The TOC reads like a who’s-who of Philly playwrights. Right off the bat, she’s got the holy trinity of Bruce Graham, Michael Hollinger, and Tom Gibbons, so the book should definitely be taken seriously. Jacqui Goldfinger is there, whom I interviewed for an episode of Martinis with Nick last year. Also my buddies, Alex Dremann and Katie Clark Gray.
So, if you have any interest whatsoever in Philly theater and learning how the proverbial sausage is made, you should buy this book. Also, B.J. needs your money. I mean, she teaches college, for crying out loud.

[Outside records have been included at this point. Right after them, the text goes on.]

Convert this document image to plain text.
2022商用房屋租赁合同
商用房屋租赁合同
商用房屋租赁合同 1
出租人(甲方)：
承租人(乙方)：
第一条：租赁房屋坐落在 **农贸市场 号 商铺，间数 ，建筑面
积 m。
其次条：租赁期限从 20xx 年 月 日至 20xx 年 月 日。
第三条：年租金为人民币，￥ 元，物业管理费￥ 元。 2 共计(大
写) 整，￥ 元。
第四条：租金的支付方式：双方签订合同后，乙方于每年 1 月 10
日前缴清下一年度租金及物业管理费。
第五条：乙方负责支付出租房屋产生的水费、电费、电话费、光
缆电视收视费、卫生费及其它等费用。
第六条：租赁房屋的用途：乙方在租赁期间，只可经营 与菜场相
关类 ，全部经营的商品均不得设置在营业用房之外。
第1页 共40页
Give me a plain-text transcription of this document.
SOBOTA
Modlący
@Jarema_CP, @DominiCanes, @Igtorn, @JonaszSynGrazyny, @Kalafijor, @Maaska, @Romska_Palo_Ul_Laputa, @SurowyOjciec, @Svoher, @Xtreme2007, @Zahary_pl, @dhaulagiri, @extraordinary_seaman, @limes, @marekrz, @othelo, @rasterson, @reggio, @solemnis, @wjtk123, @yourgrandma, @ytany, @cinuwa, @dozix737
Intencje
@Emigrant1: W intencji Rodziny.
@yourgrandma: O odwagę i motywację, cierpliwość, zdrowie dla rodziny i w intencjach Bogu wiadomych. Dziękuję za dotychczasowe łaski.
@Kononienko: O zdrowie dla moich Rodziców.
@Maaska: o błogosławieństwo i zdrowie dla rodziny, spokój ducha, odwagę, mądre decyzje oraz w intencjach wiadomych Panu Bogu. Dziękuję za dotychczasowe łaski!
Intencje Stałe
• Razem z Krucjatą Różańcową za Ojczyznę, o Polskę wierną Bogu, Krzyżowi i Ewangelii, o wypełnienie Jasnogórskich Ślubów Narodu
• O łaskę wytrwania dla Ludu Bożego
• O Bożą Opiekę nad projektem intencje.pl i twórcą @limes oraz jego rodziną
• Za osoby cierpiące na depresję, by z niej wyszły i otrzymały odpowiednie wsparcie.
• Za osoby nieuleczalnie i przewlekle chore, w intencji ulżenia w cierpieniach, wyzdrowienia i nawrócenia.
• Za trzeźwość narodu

To end on a final note of shameless self-promotion, this is not the first time I’ve been quoted in a book. Bruce Graham and Michele Volansky published an interview with me in their book, The Collaborative Playwright, and New York playwright Jeffrey Sweet published one of my playwriting exercises that I did for his class (as well as his critique) in his book, Solving Your Script. Self-promotion aside, if you have an interest in becoming a playwright, I recommend both of these books. The former gives some insight into what the business is like, and the latter gives some great advice about technique.